Weighted Feedback-Based Quantum Algorithm for Excited States Calculation

TL;DR

This paper introduces a novel weighted feedback-based quantum algorithm inspired by Lyapunov control to efficiently calculate excited states in quantum systems, extending previous ground state algorithms.

Contribution

The paper proposes a new weighted feedback quantum algorithm for excited states, inspired by the weighted subspace-search variational quantum eigensolver, with demonstrated effectiveness in quantum chemistry applications.

Findings

Successfully prepares specific excited states through weight and feedback design.

Effective in quantum chemistry simulations for excited state calculation.
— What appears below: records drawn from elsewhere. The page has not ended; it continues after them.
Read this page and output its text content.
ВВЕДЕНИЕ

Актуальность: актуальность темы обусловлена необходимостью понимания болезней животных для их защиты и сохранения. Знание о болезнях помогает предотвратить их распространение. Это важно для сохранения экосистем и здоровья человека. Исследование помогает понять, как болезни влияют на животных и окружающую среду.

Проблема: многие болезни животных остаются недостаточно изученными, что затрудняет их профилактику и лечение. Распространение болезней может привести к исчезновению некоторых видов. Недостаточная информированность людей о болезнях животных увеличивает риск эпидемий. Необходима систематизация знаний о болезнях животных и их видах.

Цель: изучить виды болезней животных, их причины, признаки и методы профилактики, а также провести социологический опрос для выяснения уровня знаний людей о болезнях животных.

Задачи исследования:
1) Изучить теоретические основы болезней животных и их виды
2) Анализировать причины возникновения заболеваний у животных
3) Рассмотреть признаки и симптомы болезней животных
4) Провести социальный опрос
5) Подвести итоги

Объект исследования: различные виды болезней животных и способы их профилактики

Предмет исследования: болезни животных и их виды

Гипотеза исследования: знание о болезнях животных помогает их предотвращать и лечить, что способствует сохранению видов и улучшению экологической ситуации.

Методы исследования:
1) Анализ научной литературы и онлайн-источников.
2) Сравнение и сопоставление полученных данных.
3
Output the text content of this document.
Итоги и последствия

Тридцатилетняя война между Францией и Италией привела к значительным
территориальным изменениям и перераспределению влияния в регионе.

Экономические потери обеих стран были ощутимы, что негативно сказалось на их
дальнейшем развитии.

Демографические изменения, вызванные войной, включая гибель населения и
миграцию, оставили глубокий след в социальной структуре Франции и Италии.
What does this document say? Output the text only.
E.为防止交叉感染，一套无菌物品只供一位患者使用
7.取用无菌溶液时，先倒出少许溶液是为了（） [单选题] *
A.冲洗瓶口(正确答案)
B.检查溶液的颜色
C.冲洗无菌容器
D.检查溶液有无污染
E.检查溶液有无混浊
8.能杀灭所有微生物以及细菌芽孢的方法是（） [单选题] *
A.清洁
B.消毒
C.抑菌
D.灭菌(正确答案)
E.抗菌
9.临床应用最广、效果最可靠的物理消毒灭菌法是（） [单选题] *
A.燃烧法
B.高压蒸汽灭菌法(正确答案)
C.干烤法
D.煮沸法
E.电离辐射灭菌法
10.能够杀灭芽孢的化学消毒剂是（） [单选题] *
Extends feedback-based algorithms from ground to excited states.

Abstract

Drawing inspiration from the Lyapunov control technique for quantum systems, feedback-based quantum algorithms have been proposed for calculating the ground states of Hamiltonians. In this work, we consider extending these algorithms to tackle calculating excited states. Inspired by the weighted subspace-search variational quantum eigensolver algorithm, we propose a novel weighted feedback-based quantum algorithm for excited state calculation. We show that depending on how we design the weights and the feedback law, we can prepare the $p$th excited state or lowest energy states up to the $p$th excited state. Through an application in quantum chemistry, we show the effectiveness of the proposed algorithm, evaluating its efficacy via numerical simulations.